Our ongoing series on 1 Corinthians continues with Part 5 . This sermon ties in closely with the Gospel reading for today, Matthew 5:21-37. Paul is talking about maturity: the Corinthians think they are very mature in their faith, but the reality is they are not. How are they immature, and what does true Christian maturity look like?

Paul uses the analogy of food to describe maturing. Babies drink milk, adults eat solid food. In the life of faith, there are the simple basics, the "milk" of doctrine, and there is a more sound grasp and growth in being a Christian, "solid food". Paul says that he'd love to treat them as mature, but he has to talk to them as infants.

We should note, that part of being mature Christians means that we very regularly and readily go back to the basics of our faith, of Christ and him crucified (which we talked about last week). But this is different from never getting beyond the basics, where we never go any deeper to wrestling with the deeper questions of faith and the claims of Christians.

So what does it mean to mature in Christ and our faith? We'll answer this by looking at the Sermon on the Mount in Matthew 5. Jesus says repeatedly the phrase, "You have heard it said..." and then adds, "...but I say to you...". So, for example, he says, "You have heard it not committ murder." Here he's quoting from the 10 Commandments. Most people breath a sigh of relief, thinking, well I'm OK because I've never killed anyone. "But I say to you...whoever is angry with their brother is liable to judgement." Is Jesus making the commandment to not kill easier or harder? Jesus does the same with adultery, and applies the commandment not merely to our behavior, but to the state of our hearts.

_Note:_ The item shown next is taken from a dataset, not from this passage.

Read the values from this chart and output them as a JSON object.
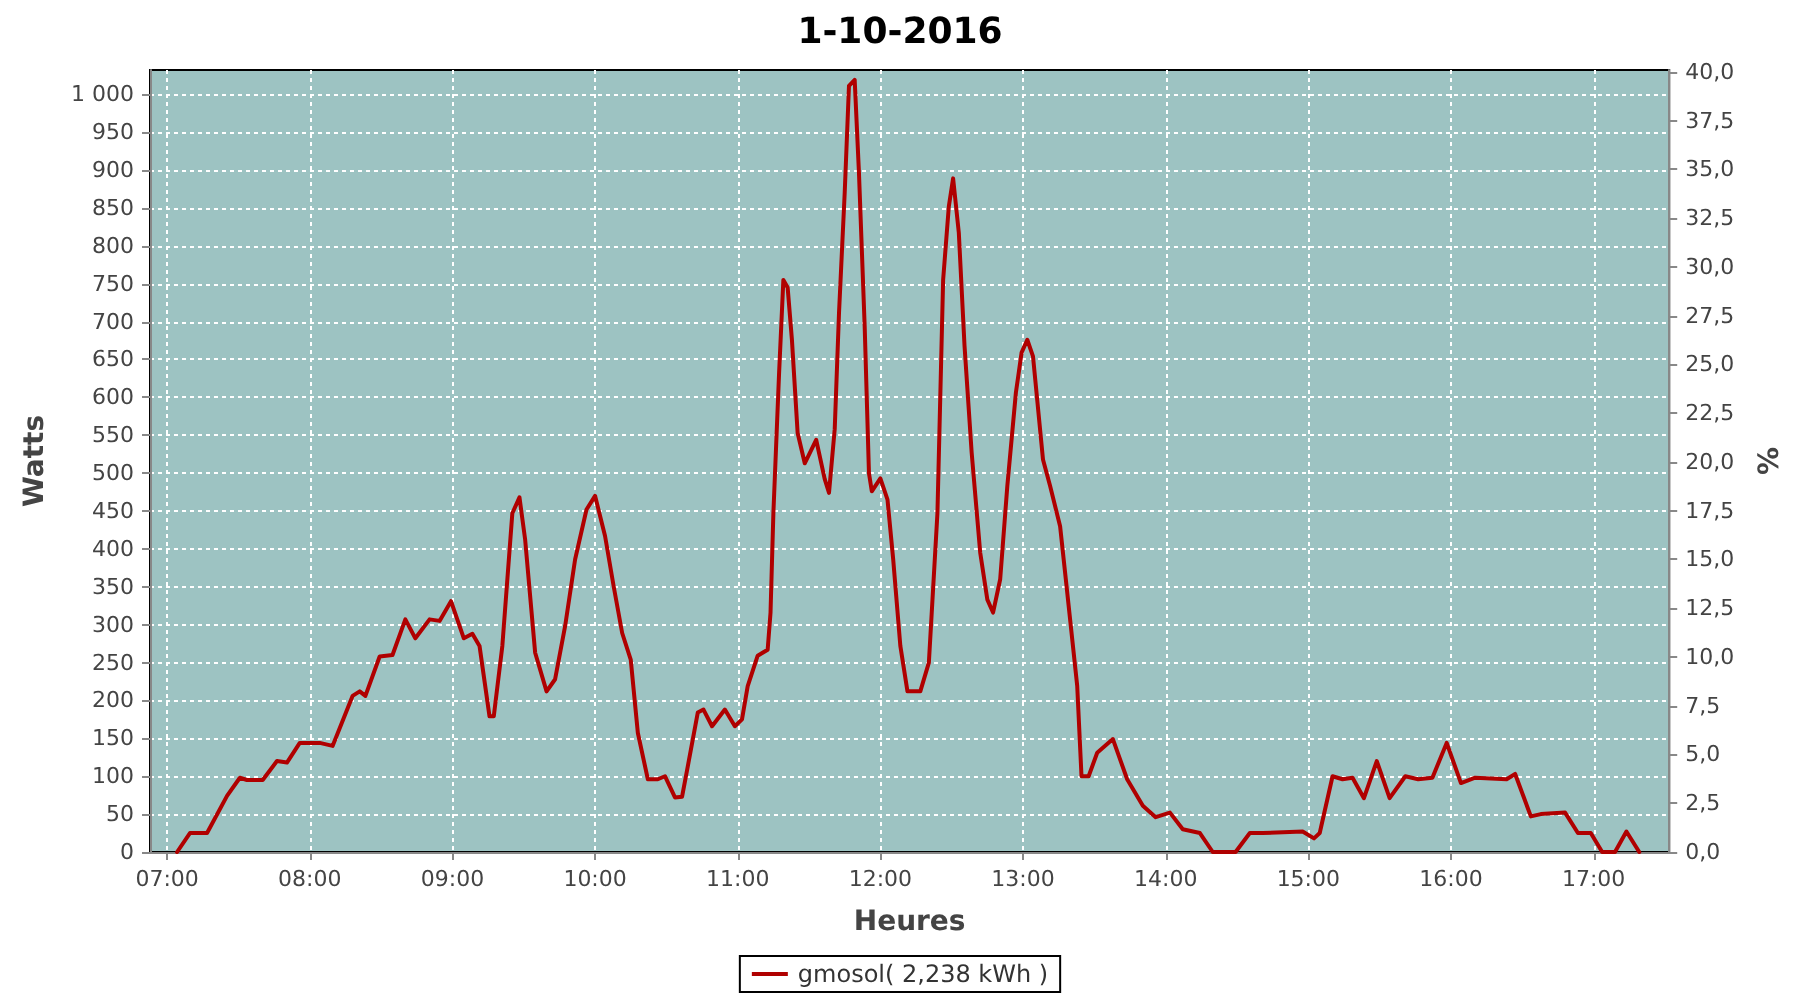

In the Collect for today, we prayed that God would enable us to follow his commandments in will and in deed. It's good that you haven't actually killed someone, it's good that you haven't cheated on your wife, but in your sinful heart and mind you have. We need God to change and heal our hearts and wills to bridge the gap between the ideal and the actual. The law can not change our hearts, only the grace of Jesus Christ can.

So what does Paul mean by 'maturity'? If the Sermon on the Mount does anything it shows us the chasm in our lives between the ideal and the actual, and that a truly mature Christian is more aware, and not less, of this gap. As time goes on and our relationship goes deeper, we become more aware of our need for Jesus, not less.

The longer you are married to someone, are you more or less aware of their faults? More! Since it's St. Valentine's day, we note that when you first meet someone and fall in love, it's very hard to notice or imagine their faults. But as time goes on that changes. What a mature, healthy relationship requires is grace and forgiveness as a couple deals with those faults that are always being exposed. It is the same with us and the Lord. God will show to us our shortcomings, but will also point us again and again to the One who fills that gap. Grace causes the facade to come down.